El buen labrador, el padre, en cambio, sabía que la Bella era
trabajadora, constante, paciente y tesonera, y muy capaz de brillar en los
salones, en cambio sus hermanas... Admiraba las virtudes de su hija menor, y
sobre todo su paciencia, ya que las otras no se contentaban con que hiciese
todo el trabajo de la casa, sino que además se burlaban de ella.
Hacía ya un año que la familia vivía en aquellas soledades
cuando el mercader recibió una carta en la cual le anunciaban que cierto navío
acababa de arribar, felizmente, con una carga de mercancías para él.

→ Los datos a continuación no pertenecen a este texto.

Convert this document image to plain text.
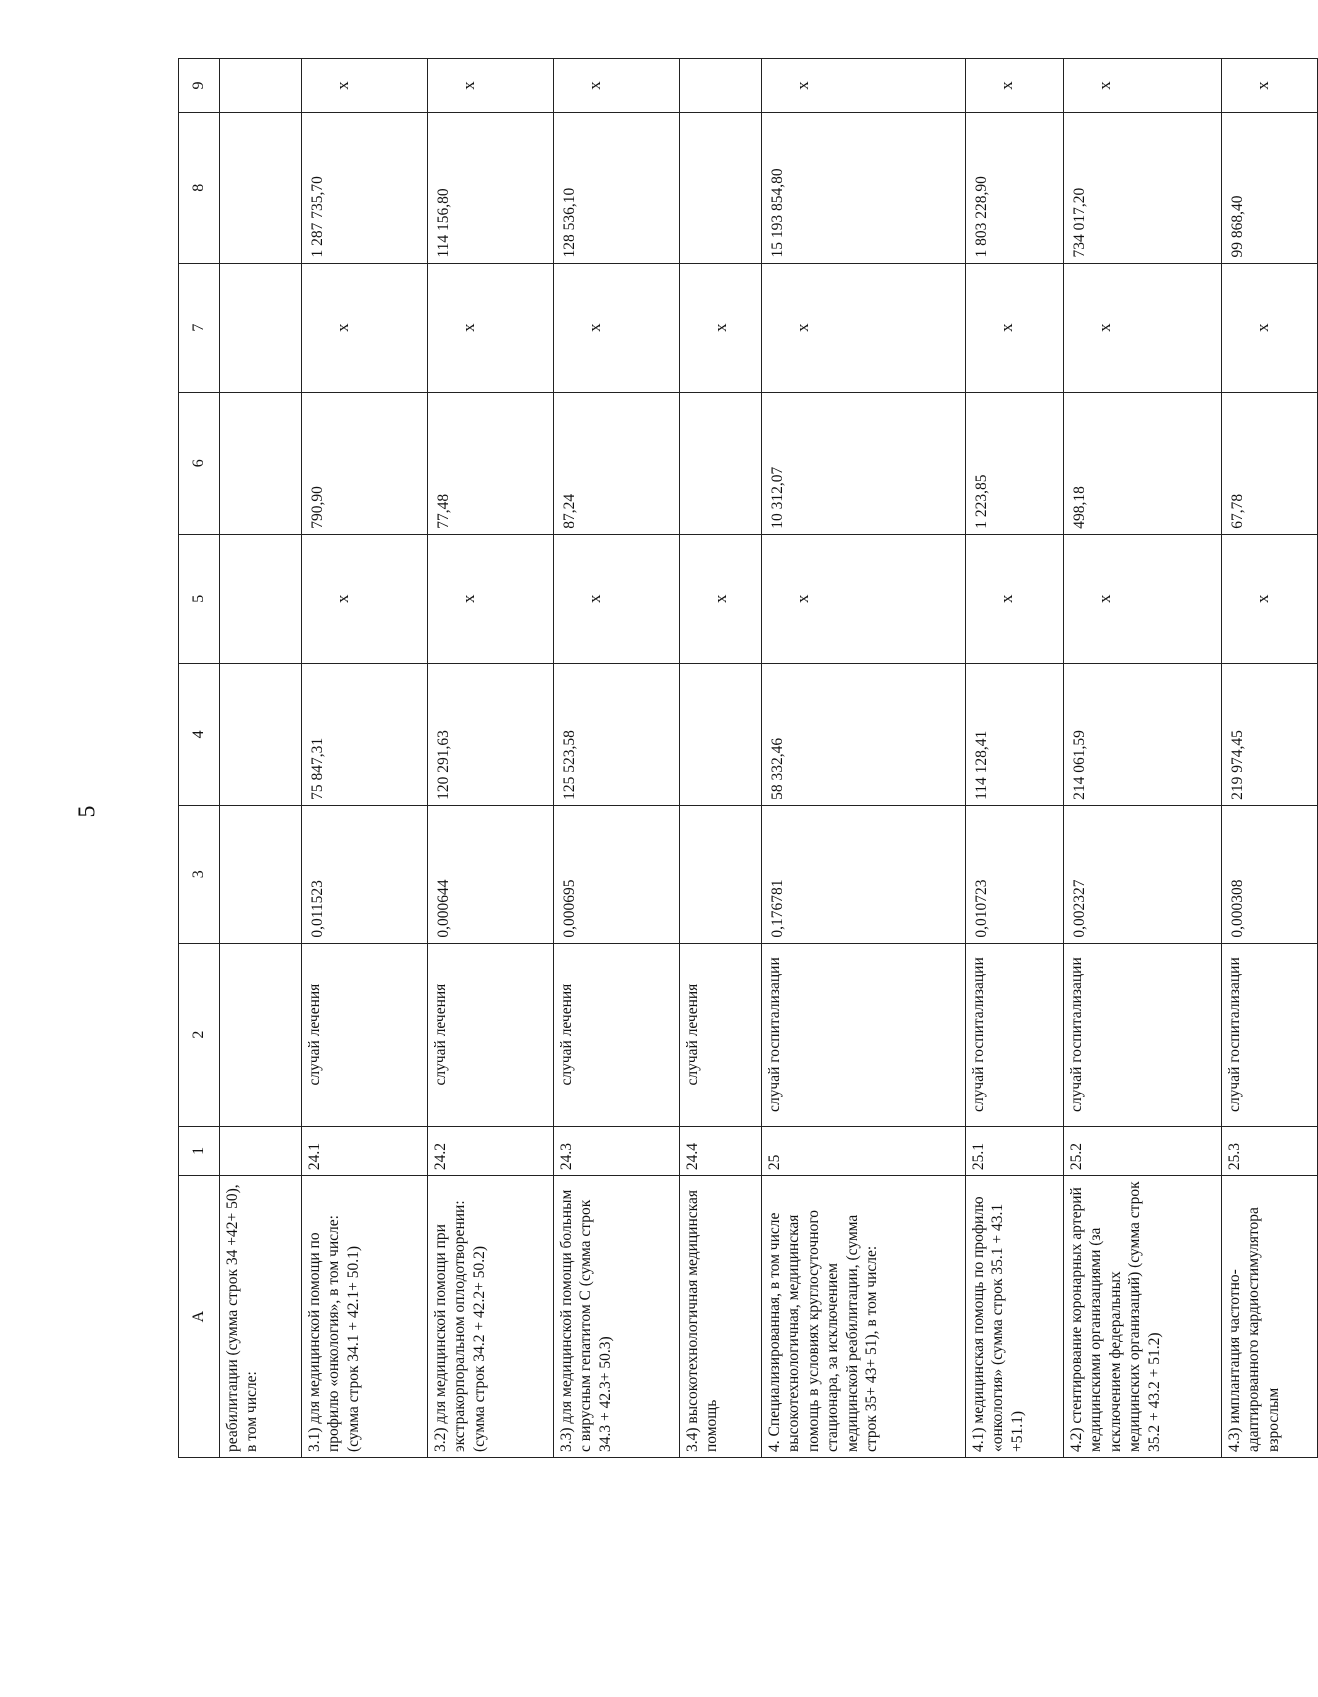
5
А	1	2	3	4	5	6	7	8	9
реабилитации (сумма строк 34 +42+ 50), в том числе:									
3.1) для медицинской помощи по профилю «онкология», в том числе: (сумма строк 34.1 + 42.1+ 50.1)	24.1	случай лечения	0,011523	75 847,31	х	790,90	х	1 287 735,70	х
3.2) для медицинской помощи при экстракорпоральном оплодотворении: (сумма строк 34.2 + 42.2+ 50.2)	24.2	случай лечения	0,000644	120 291,63	х	77,48	х	114 156,80	х
3.3) для медицинской помощи больным с вирусным гепатитом С (сумма строк 34.3 + 42.3+ 50.3)	24.3	случай лечения	0,000695	125 523,58	х	87,24	х	128 536,10	х
3.4) высокотехнологичная медицинская помощь	24.4	случай лечения			х		х		
4. Специализированная, в том числе высокотехнологичная, медицинская помощь в условиях круглосуточного стационара, за исключением медицинской реабилитации, (сумма строк 35+ 43+ 51), в том числе:	25	случай госпитализации	0,176781	58 332,46	х	10 312,07	х	15 193 854,80	х
4.1) медицинская помощь по профилю «онкология» (сумма строк 35.1 + 43.1 +51.1)	25.1	случай госпитализации	0,010723	114 128,41	х	1 223,85	х	1 803 228,90	х
4.2) стентирование коронарных артерий медицинскими организациями (за исключением федеральных медицинских организаций) (сумма строк 35.2 + 43.2 + 51.2)	25.2	случай госпитализации	0,002327	214 061,59	х	498,18	х	734 017,20	х
4.3) имплантация частотно-адаптированного кардиостимулятора взрослым	25.3	случай госпитализации	0,000308	219 974,45	х	67,78	х	99 868,40	х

Esta
noticia trastornó por completo a sus dos hijas mayores, pues imaginaron que por
fin podrían abandonar aquellos campos donde tanto se aburrían y además lo único
que se les cruzaba por la cabeza era volver a la ociosa y fatua vida en las
fiestas y teatros, mostrando riquezas; por lo que, no bien vieron a su padre ya
dispuesto para salir, le pidieron que les trajera vestidos, chalinas, peinetas
y toda suerte de bagatelas, La Bella no dijo una palabra, pensando para sí que
todo el oro de las mercancías no iba a bastar para los encargos de sus
hermanas.
—¿No vas tú a pedirme algo? —le preguntó su padre.
—Ya que tenéis la bondad de pensar en mí —respondió ella—, os
ruego que me traigáis una rosa, pues por aquí no las he visto.

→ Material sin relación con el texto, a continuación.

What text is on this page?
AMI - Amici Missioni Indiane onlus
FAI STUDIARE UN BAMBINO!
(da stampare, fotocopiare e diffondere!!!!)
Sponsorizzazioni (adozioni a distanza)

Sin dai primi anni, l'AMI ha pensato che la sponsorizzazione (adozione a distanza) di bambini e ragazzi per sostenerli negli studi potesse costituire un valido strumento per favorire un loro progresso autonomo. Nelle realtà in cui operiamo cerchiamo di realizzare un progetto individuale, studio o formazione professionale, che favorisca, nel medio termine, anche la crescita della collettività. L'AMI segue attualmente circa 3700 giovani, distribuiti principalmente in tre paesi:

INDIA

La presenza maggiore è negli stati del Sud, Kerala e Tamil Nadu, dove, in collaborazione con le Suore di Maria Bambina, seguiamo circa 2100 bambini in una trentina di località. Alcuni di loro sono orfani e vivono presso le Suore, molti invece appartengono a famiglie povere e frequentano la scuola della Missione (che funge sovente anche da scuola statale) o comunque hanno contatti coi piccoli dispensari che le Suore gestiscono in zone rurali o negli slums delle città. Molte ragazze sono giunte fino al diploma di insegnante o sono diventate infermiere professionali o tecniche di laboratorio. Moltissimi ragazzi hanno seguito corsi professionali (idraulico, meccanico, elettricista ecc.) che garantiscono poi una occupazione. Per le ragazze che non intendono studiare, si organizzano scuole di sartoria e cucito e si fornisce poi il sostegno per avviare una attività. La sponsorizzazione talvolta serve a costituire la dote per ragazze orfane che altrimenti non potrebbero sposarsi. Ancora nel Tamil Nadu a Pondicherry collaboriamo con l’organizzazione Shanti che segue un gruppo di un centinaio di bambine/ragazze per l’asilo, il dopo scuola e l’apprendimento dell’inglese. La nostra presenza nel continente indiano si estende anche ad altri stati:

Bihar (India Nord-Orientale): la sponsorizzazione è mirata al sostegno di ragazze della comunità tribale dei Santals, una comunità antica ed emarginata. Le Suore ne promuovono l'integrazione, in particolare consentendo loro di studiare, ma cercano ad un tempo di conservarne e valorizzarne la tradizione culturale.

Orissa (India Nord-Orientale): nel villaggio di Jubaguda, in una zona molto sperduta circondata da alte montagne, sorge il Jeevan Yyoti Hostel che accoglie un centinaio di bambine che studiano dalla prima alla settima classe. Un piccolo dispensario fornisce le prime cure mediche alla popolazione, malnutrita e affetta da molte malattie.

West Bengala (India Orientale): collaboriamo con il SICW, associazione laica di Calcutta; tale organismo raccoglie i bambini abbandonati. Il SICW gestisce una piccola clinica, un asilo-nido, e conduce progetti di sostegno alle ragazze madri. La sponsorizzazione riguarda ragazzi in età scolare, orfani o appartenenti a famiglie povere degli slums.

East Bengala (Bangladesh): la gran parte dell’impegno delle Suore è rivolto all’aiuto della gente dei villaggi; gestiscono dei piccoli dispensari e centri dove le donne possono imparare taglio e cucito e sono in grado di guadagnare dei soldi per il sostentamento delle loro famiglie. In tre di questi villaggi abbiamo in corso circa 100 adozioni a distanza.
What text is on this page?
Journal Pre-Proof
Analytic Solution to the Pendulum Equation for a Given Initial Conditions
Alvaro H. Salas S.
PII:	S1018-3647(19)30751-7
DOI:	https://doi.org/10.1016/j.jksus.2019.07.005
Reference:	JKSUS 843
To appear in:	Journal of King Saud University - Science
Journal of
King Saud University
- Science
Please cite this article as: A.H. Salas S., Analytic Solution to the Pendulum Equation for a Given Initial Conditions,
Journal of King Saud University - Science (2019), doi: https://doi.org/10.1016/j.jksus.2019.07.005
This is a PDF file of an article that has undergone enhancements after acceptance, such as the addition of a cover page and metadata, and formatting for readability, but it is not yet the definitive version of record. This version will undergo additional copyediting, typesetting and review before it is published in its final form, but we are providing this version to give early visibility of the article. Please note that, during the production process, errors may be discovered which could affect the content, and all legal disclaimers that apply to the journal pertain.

No era que la desease realmente, sino que no quería afear con su
ejemplo la conducta de sus hermanas, las cuales habían dicho que si no pedía
nada era sólo por darse importancia.
Partió, pues, el buen mercader; pero cuando llegó a la ciudad
supo que había un pleito andando en torno a sus mercaderías, y luego de muchos
trabajos y penas se halló tan pobre como antes. Y así emprendió nuevamente el
camino hacia su vivienda. No tenía que recorrer más de treinta millas para
llegar a su casa, y ya se regocijaba con el gusto de ver otra vez a sus hijas;
pero erró el camino al atravesar un gran bosque, y se perdió dentro de él, en
medio de una tormenta de viento y nieve que comenzó a desatarse.
Nevaba fuertemente; el viento era tan impetuoso que por
dos veces lo derribó del caballo; y cuando cerró la noche llegó a temer que
moriría de hambre o de frío; o que lo devorarían los lobos, a los que oía
aullar muy cerca de sí. De repente, tendió la vista por entre dos largas
hileras de árboles y vio una brillante luz a gran distancia.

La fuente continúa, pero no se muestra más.